I've posted here about IL and DH issues here before, but now I have a question regarding a family member on my side of the family.
I've never really had a super close relationship with this particular person, and since my pregnancy, he has been doing things that really bother me. However, I'm not sure if I'm letting things that shouldn't bother me get to me or if I'm justified for being upset.
Even before I had a baby bump (and especially after I did,) he would put his hand on my stomach and "talk" to LO. I tried backing off, but he just got mad so I eventually stopped backing off so he wouldn't get mad. I cringed so much inwardly, though.
Now that LO is here, I absolutely cannot stand seeing him hold her. For some reason, I get that same strong inwardly-cringing feeling. He always makes a huge deal about kissing her on the head, and it drives me absolutely crazy.
He has also joked a few times about LO wanting to take a nap with him. (She's still an infant, so obviously she can't talk yet.) Even though he was "joking," it seemed like he was testing me to see if I would say yes, so I always shut that down really quickly.
Anytime I mention LO or send a picture in a group text, he puts stupid kissy face emoticons, and that drives me crazy, too, for some reason. He also refers to her as "our" or "his" baby girl even though I've hinted that that bothers me.
Several times while I was with him he has gotten mad at me for trying to talk to him because I "interrupted" LO (who is still an infant and, at most, only coos and babbles.)
Over the years, I've absolutely hated getting hugs from him or when he kisses me on the head during a hug, but the times I tried backing away, he made a big deal about it and got mad so I stopped backing away even though inwardly I want to scream and literally push him away.
I have never been sexually abused, so I have no idea why it bothers me so much. I just know that I hate when he touches me, and because of that, I hate it when he touches my daughter. I just don't know how to deal with the anger he shows when I try to set boundaries, though. I know that when LO is old enough to comprehend it, I am going to have the rule that if she doesn't want to be touched, she has the right to say no, no matter who it is. (Including me) I just don't know why I'm having such a hard time feeling like I'm allowed to have the same rule apply to myself.
Part of me thinks I'm justified in feeling the way I do, but since I don't have a specific reason for it, it makes me feel like it's a "me" problem that I just need to deal with and work out. Any suggestions to help me sort this out?
I've never really had a super close relationship with this particular person, and since my pregnancy, he has been doing things that really bother me. However, I'm not sure if I'm letting things that shouldn't bother me get to me or if I'm justified for being upset.
Even before I had a baby bump (and especially after I did,) he would put his hand on my stomach and "talk" to LO. I tried backing off, but he just got mad so I eventually stopped backing off so he wouldn't get mad. I cringed so much inwardly, though.

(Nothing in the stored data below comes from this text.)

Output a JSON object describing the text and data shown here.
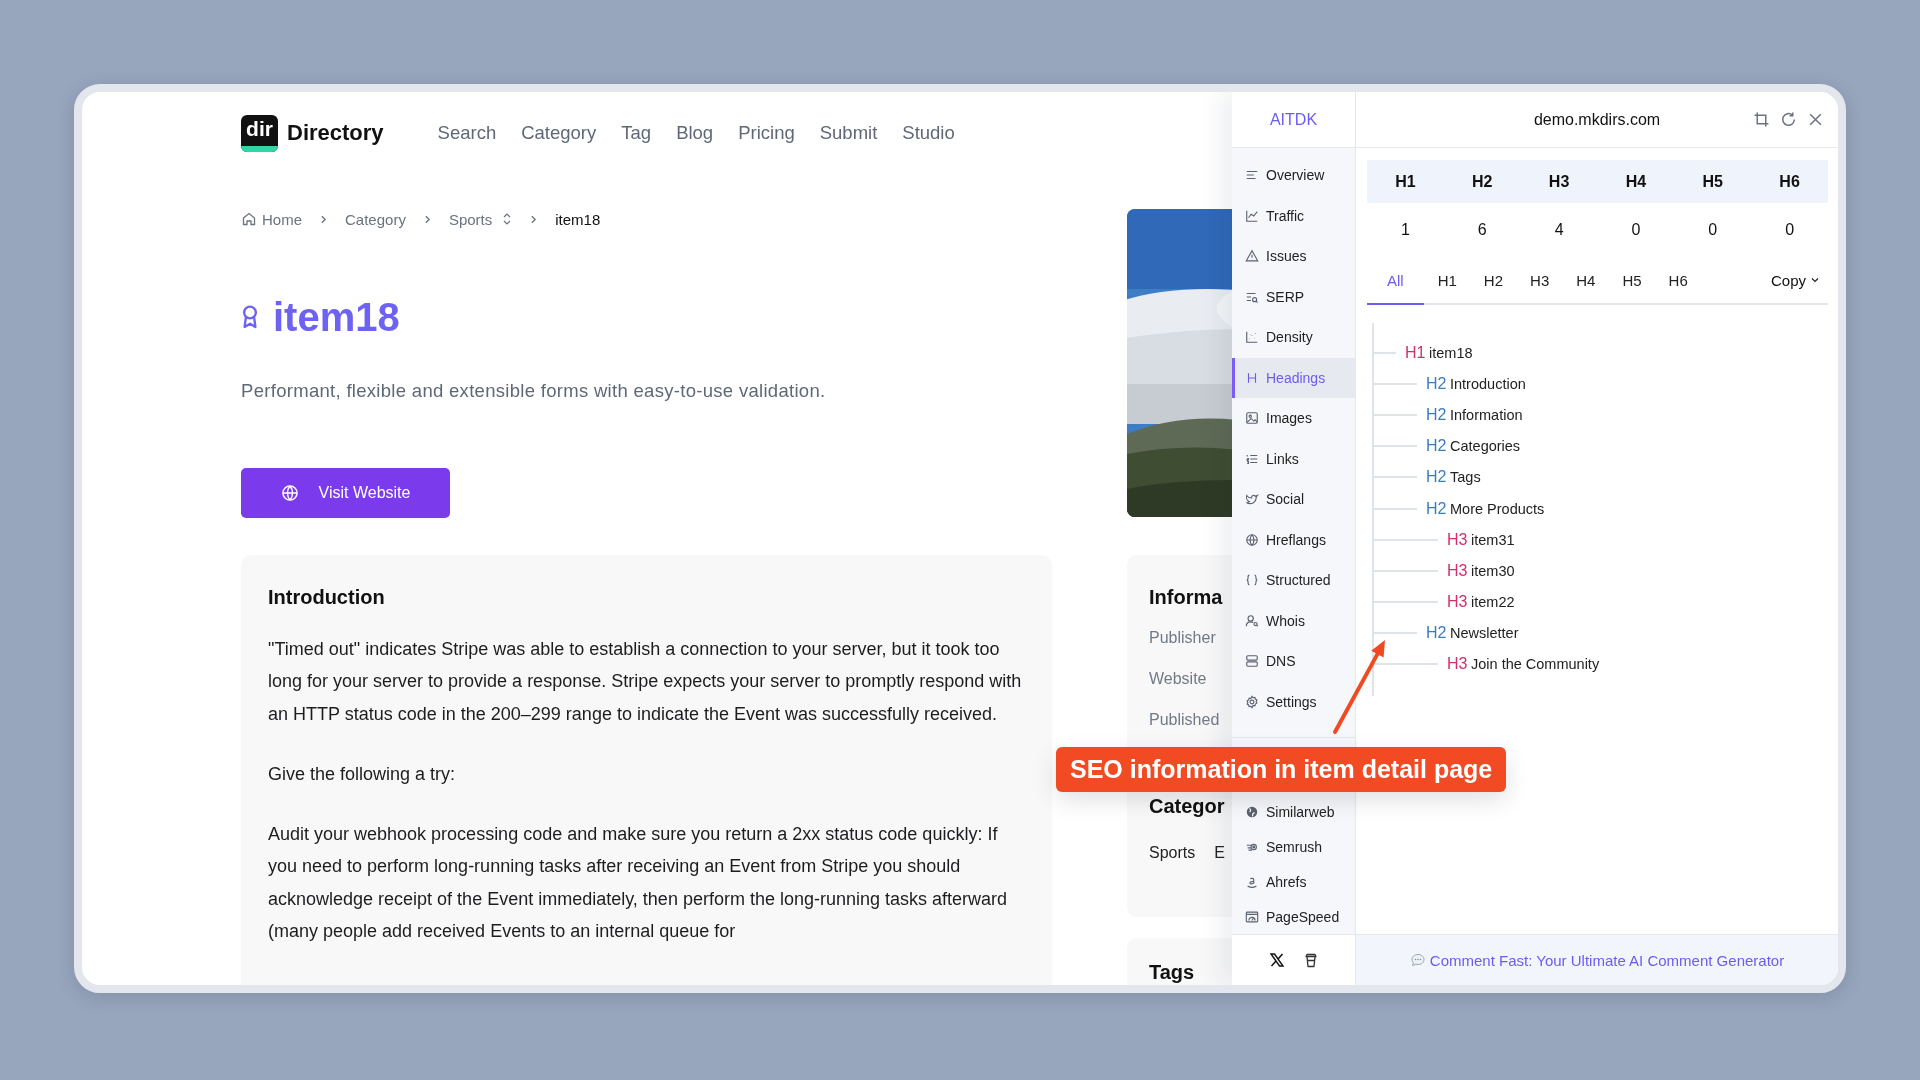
{
  "site": {
    "logo_text": "dir",
    "brand": "Directory",
    "nav": [
      "Search",
      "Category",
      "Tag",
      "Blog",
      "Pricing",
      "Submit",
      "Studio"
    ],
    "breadcrumb": [
      "Home",
      "Category",
      "Sports",
      "item18"
    ],
    "title": "item18",
    "description": "Performant, flexible and extensible forms with easy-to-use validation.",
    "visit_button": "Visit Website",
    "introduction": {
      "heading": "Introduction",
      "paragraphs": [
        "\"Timed out\" indicates Stripe was able to establish a connection to your server, but it took too long for your server to provide a response. Stripe expects your server to promptly respond with an HTTP status code in the 200–299 range to indicate the Event was successfully received.",
        "Give the following a try:",
        "Audit your webhook processing code and make sure you return a 2xx status code quickly: If you need to perform long-running tasks after receiving an Event from Stripe you should acknowledge receipt of the Event immediately, then perform the long-running tasks afterward (many people add received Events to an internal queue for"
      ]
    },
    "information": {
      "heading": "Informa",
      "labels": [
        "Publisher",
        "Website",
        "Published"
      ],
      "categories_heading": "Categor",
      "categories": [
        "Sports",
        "E"
      ]
    },
    "tags_heading": "Tags"
  },
  "panel": {
    "brand": "AITDK",
    "domain": "demo.mkdirs.com",
    "menu": [
      {
        "label": "Overview",
        "selected": false
      },
      {
        "label": "Traffic",
        "selected": false
      },
      {
        "label": "Issues",
        "selected": false
      },
      {
        "label": "SERP",
        "selected": false
      },
      {
        "label": "Density",
        "selected": false
      },
      {
        "label": "Headings",
        "selected": true
      },
      {
        "label": "Images",
        "selected": false
      },
      {
        "label": "Links",
        "selected": false
      },
      {
        "label": "Social",
        "selected": false
      },
      {
        "label": "Hreflangs",
        "selected": false
      },
      {
        "label": "Structured",
        "selected": false
      },
      {
        "label": "Whois",
        "selected": false
      },
      {
        "label": "DNS",
        "selected": false
      },
      {
        "label": "Settings",
        "selected": false
      }
    ],
    "tools": [
      {
        "label": "Similarweb",
        "selected": false
      },
      {
        "label": "Semrush",
        "selected": false
      },
      {
        "label": "Ahrefs",
        "selected": false
      },
      {
        "label": "PageSpeed",
        "selected": false
      }
    ],
    "heading_counts": [
      {
        "label": "H1",
        "count": "1"
      },
      {
        "label": "H2",
        "count": "6"
      },
      {
        "label": "H3",
        "count": "4"
      },
      {
        "label": "H4",
        "count": "0"
      },
      {
        "label": "H5",
        "count": "0"
      },
      {
        "label": "H6",
        "count": "0"
      }
    ],
    "tabs": [
      {
        "label": "All",
        "selected": true
      },
      {
        "label": "H1",
        "selected": false
      },
      {
        "label": "H2",
        "selected": false
      },
      {
        "label": "H3",
        "selected": false
      },
      {
        "label": "H4",
        "selected": false
      },
      {
        "label": "H5",
        "selected": false
      },
      {
        "label": "H6",
        "selected": false
      }
    ],
    "copy_button": "Copy",
    "tree": [
      {
        "tag": "H1",
        "text": "item18",
        "color": "#d0306f",
        "children": [
          {
            "tag": "H2",
            "text": "Introduction",
            "color": "#3a7cc2"
          },
          {
            "tag": "H2",
            "text": "Information",
            "color": "#3a7cc2"
          },
          {
            "tag": "H2",
            "text": "Categories",
            "color": "#3a7cc2"
          },
          {
            "tag": "H2",
            "text": "Tags",
            "color": "#3a7cc2"
          },
          {
            "tag": "H2",
            "text": "More Products",
            "color": "#3a7cc2",
            "children": [
              {
                "tag": "H3",
                "text": "item31",
                "color": "#d0306f"
              },
              {
                "tag": "H3",
                "text": "item30",
                "color": "#d0306f"
              },
              {
                "tag": "H3",
                "text": "item22",
                "color": "#d0306f"
              }
            ]
          },
          {
            "tag": "H2",
            "text": "Newsletter",
            "color": "#3a7cc2",
            "children": [
              {
                "tag": "H3",
                "text": "Join the Community",
                "color": "#d0306f"
              }
            ]
          }
        ]
      }
    ],
    "footer_link": "Comment Fast: Your Ultimate AI Comment Generator"
  },
  "annotation": {
    "text": "SEO information in item detail page"
  }
}
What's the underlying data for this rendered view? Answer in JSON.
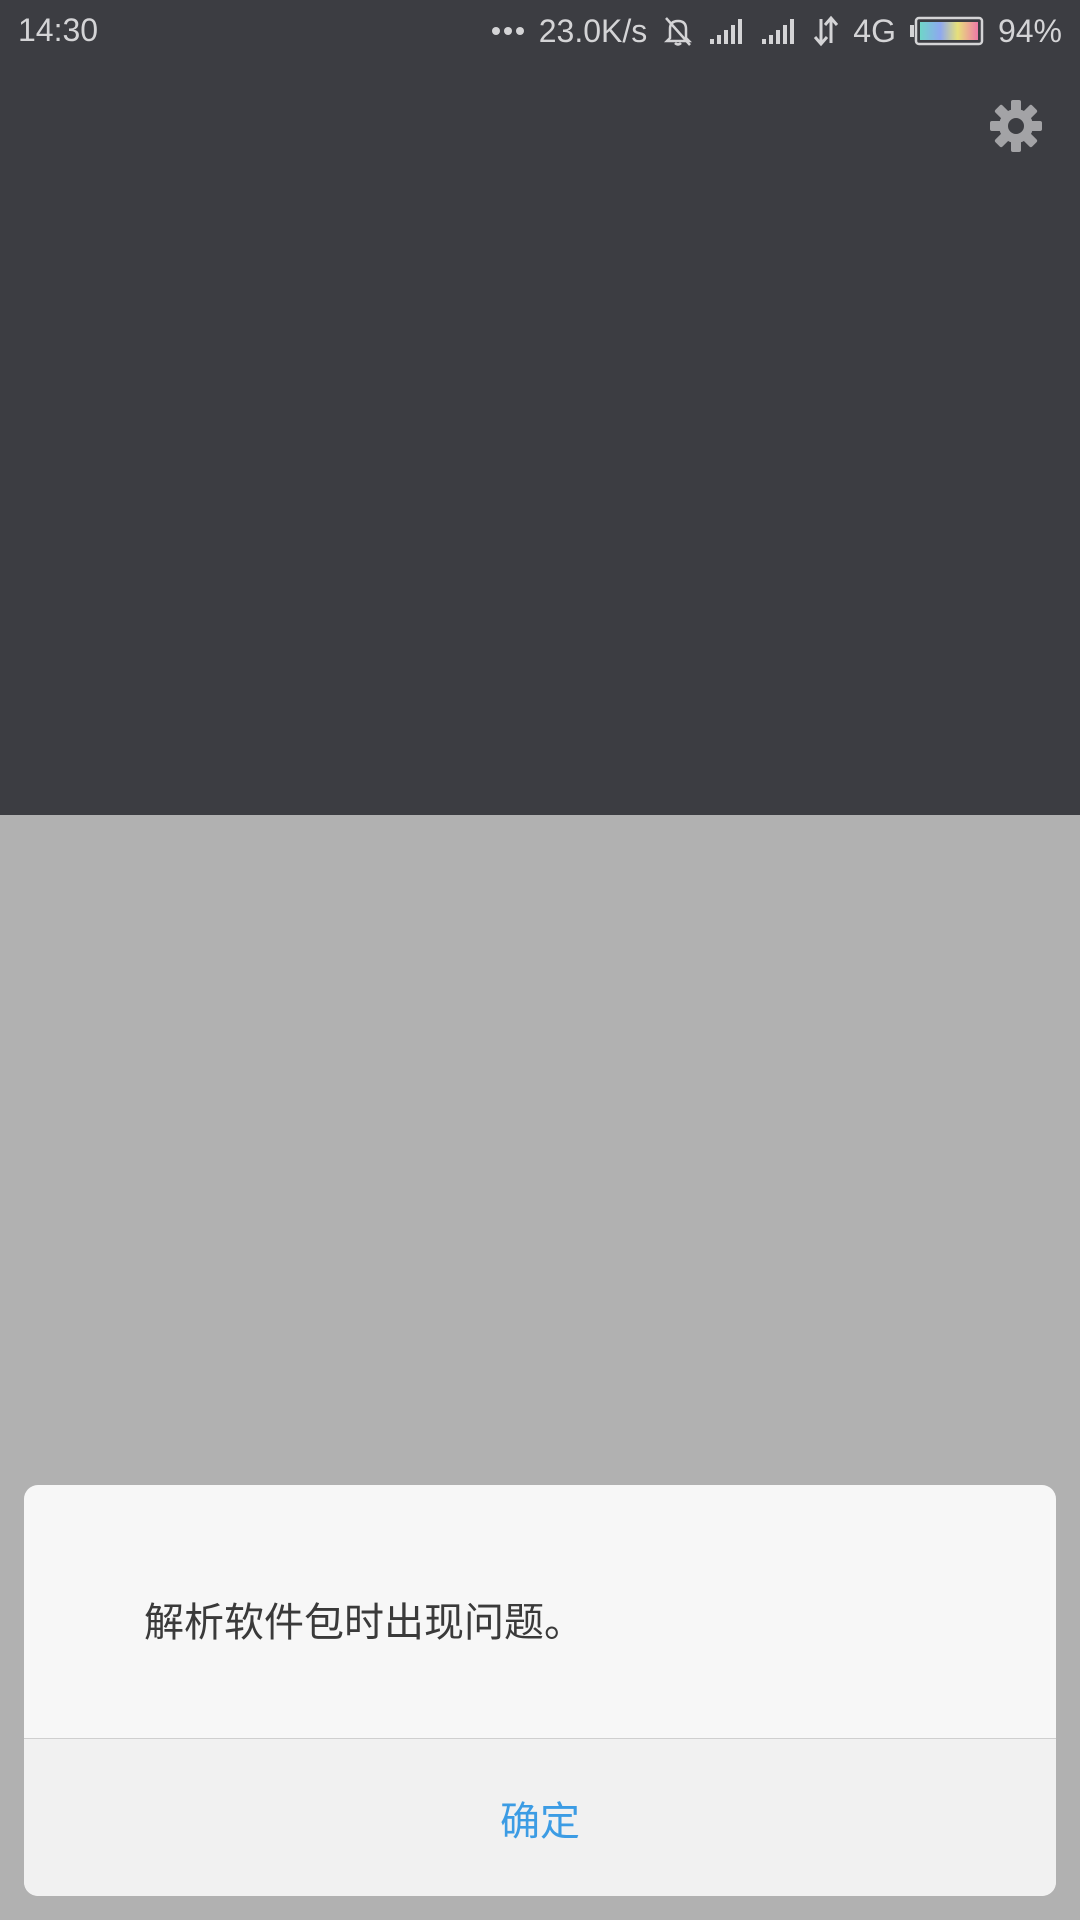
{
  "statusbar": {
    "time": "14:30",
    "more_icon": "more-dots-icon",
    "net_speed": "23.0K/s",
    "mute_icon": "bell-off-icon",
    "signal_icon": "signal-bars-icon",
    "data_icon": "data-transfer-icon",
    "network": "4G",
    "battery_icon": "battery-icon",
    "battery": "94%"
  },
  "header": {
    "settings_icon": "gear-icon"
  },
  "dialog": {
    "message": "解析软件包时出现问题。",
    "ok_label": "确定"
  },
  "colors": {
    "top_background": "#3c3d42",
    "overlay_background": "#b1b1b1",
    "dialog_background": "#f7f7f7",
    "button_text": "#3c9ce4",
    "message_text": "#3a3a3a"
  }
}
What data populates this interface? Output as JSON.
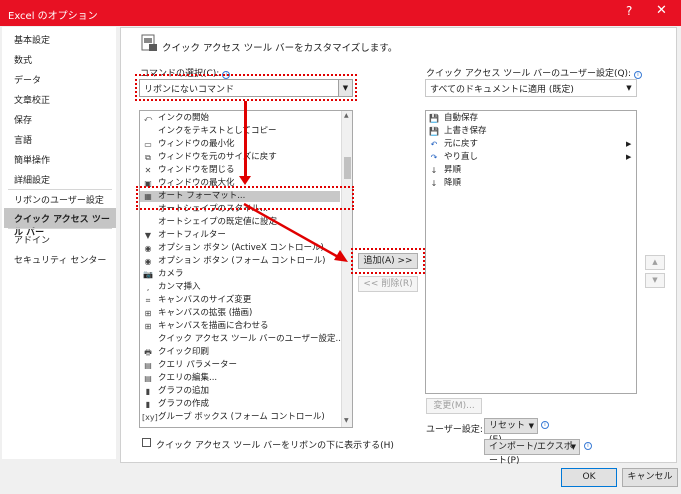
{
  "window": {
    "title": "Excel のオプション",
    "help": "?",
    "close": "✕"
  },
  "nav": {
    "items": [
      "基本設定",
      "数式",
      "データ",
      "文章校正",
      "保存",
      "言語",
      "簡単操作",
      "詳細設定",
      "リボンのユーザー設定",
      "クイック アクセス ツール バー",
      "アドイン",
      "セキュリティ センター"
    ],
    "selected_index": 9
  },
  "header": {
    "title": "クイック アクセス ツール バーをカスタマイズします。"
  },
  "commands": {
    "label": "コマンドの選択(C):",
    "selected": "リボンにないコマンド",
    "items": [
      {
        "icon": "⤺",
        "label": "インクの開始"
      },
      {
        "icon": "",
        "label": "インクをテキストとしてコピー"
      },
      {
        "icon": "▭",
        "label": "ウィンドウの最小化"
      },
      {
        "icon": "⧉",
        "label": "ウィンドウを元のサイズに戻す"
      },
      {
        "icon": "✕",
        "label": "ウィンドウを閉じる"
      },
      {
        "icon": "▣",
        "label": "ウィンドウの最大化"
      },
      {
        "icon": "▦",
        "label": "オート フォーマット..."
      },
      {
        "icon": "",
        "label": "オートシェイプのスタイル..."
      },
      {
        "icon": "",
        "label": "オートシェイプの既定値に設定"
      },
      {
        "icon": "▼",
        "label": "オートフィルター"
      },
      {
        "icon": "◉",
        "label": "オプション ボタン (ActiveX コントロール)"
      },
      {
        "icon": "◉",
        "label": "オプション ボタン (フォーム コントロール)"
      },
      {
        "icon": "📷",
        "label": "カメラ"
      },
      {
        "icon": "‚",
        "label": "カンマ挿入"
      },
      {
        "icon": "⌗",
        "label": "キャンバスのサイズ変更"
      },
      {
        "icon": "⊞",
        "label": "キャンバスの拡張 (描画)"
      },
      {
        "icon": "⊞",
        "label": "キャンバスを描画に合わせる"
      },
      {
        "icon": "",
        "label": "クイック アクセス ツール バーのユーザー設定..."
      },
      {
        "icon": "🖶",
        "label": "クイック印刷"
      },
      {
        "icon": "▤",
        "label": "クエリ パラメーター"
      },
      {
        "icon": "▤",
        "label": "クエリの編集..."
      },
      {
        "icon": "▮",
        "label": "グラフの追加"
      },
      {
        "icon": "▮",
        "label": "グラフの作成"
      },
      {
        "icon": "[xy]",
        "label": "グループ ボックス (フォーム コントロール)"
      }
    ],
    "selected_index": 6
  },
  "buttons": {
    "add": "追加(A) >>",
    "remove": "<< 削除(R)",
    "modify": "変更(M)...",
    "reset": "リセット(E)",
    "import_export": "インポート/エクスポート(P)",
    "ok": "OK",
    "cancel": "キャンセル",
    "up": "▲",
    "down": "▼"
  },
  "qat": {
    "label": "クイック アクセス ツール バーのユーザー設定(Q):",
    "selected": "すべてのドキュメントに適用 (既定)",
    "items": [
      {
        "icon": "💾",
        "label": "自動保存",
        "submenu": false
      },
      {
        "icon": "💾",
        "label": "上書き保存",
        "submenu": false
      },
      {
        "icon": "↶",
        "label": "元に戻す",
        "submenu": true
      },
      {
        "icon": "↷",
        "label": "やり直し",
        "submenu": true
      },
      {
        "icon": "↓",
        "label": "昇順",
        "submenu": false
      },
      {
        "icon": "↓",
        "label": "降順",
        "submenu": false
      }
    ],
    "user_settings_label": "ユーザー設定:"
  },
  "below_ribbon_checkbox": "クイック アクセス ツール バーをリボンの下に表示する(H)",
  "colors": {
    "accent": "#e81123",
    "highlight": "#e00000"
  }
}
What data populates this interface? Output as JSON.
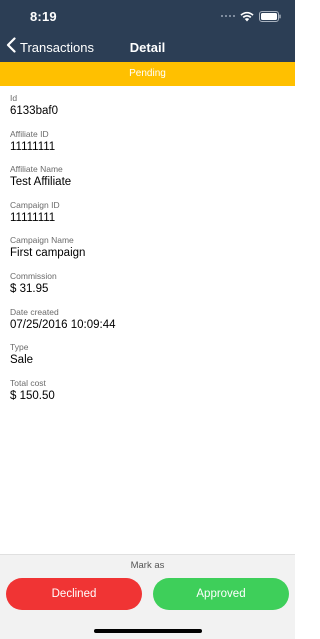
{
  "status_bar": {
    "time": "8:19"
  },
  "nav": {
    "back_label": "Transactions",
    "title": "Detail"
  },
  "status_banner": {
    "text": "Pending",
    "color": "#ffc000"
  },
  "fields": [
    {
      "label": "Id",
      "value": "6133baf0"
    },
    {
      "label": "Affiliate ID",
      "value": "11111111"
    },
    {
      "label": "Affiliate Name",
      "value": "Test Affiliate"
    },
    {
      "label": "Campaign ID",
      "value": "11111111"
    },
    {
      "label": "Campaign Name",
      "value": "First campaign"
    },
    {
      "label": "Commission",
      "value": "$ 31.95"
    },
    {
      "label": "Date created",
      "value": "07/25/2016 10:09:44"
    },
    {
      "label": "Type",
      "value": "Sale"
    },
    {
      "label": "Total cost",
      "value": "$ 150.50"
    }
  ],
  "actions": {
    "mark_as_label": "Mark as",
    "declined_label": "Declined",
    "approved_label": "Approved",
    "declined_color": "#f03434",
    "approved_color": "#3ecf5a"
  },
  "colors": {
    "nav_background": "#2c3e55"
  },
  "icons": {
    "back": "chevron-left-icon",
    "signal": "signal-icon",
    "wifi": "wifi-icon",
    "battery": "battery-icon"
  }
}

Now that LO is here, I absolutely cannot stand seeing him hold her. For some reason, I get that same strong inwardly-cringing feeling. He always makes a huge deal about kissing her on the head, and it drives me absolutely crazy.
He has also joked a few times about LO wanting to take a nap with him. (She's still an infant, so obviously she can't talk yet.) Even though he was "joking," it seemed like he was testing me to see if I would say yes, so I always shut that down really quickly.
Anytime I mention LO or send a picture in a group text, he puts stupid kissy face emoticons, and that drives me crazy, too, for some reason. He also refers to her as "our" or "his" baby girl even though I've hinted that that bothers me.
Several times while I was with him he has gotten mad at me for trying to talk to him because I "interrupted" LO (who is still an infant and, at most, only coos and babbles.)
Over the years, I've absolutely hated getting hugs from him or when he kisses me on the head during a hug, but the times I tried backing away, he made a big deal about it and got mad so I stopped backing away even though inwardly I want to scream and literally push him away.
I have never been sexually abused, so I have no idea why it bothers me so much. I just know that I hate when he touches me, and because of that, I hate it when he touches my daughter. I just don't know how to deal with the anger he shows when I try to set boundaries, though. I know that when LO is old enough to comprehend it, I am going to have the rule that if she doesn't want to be touched, she has the right to say no, no matter who it is. (Including me) I just don't know why I'm having such a hard time feeling like I'm allowed to have the same rule apply to myself.
Part of me thinks I'm justified in feeling the way I do, but since I don't have a specific reason for it, it makes me feel like it's a "me" problem that I just need to deal with and work out. Any suggestions to help me sort this out?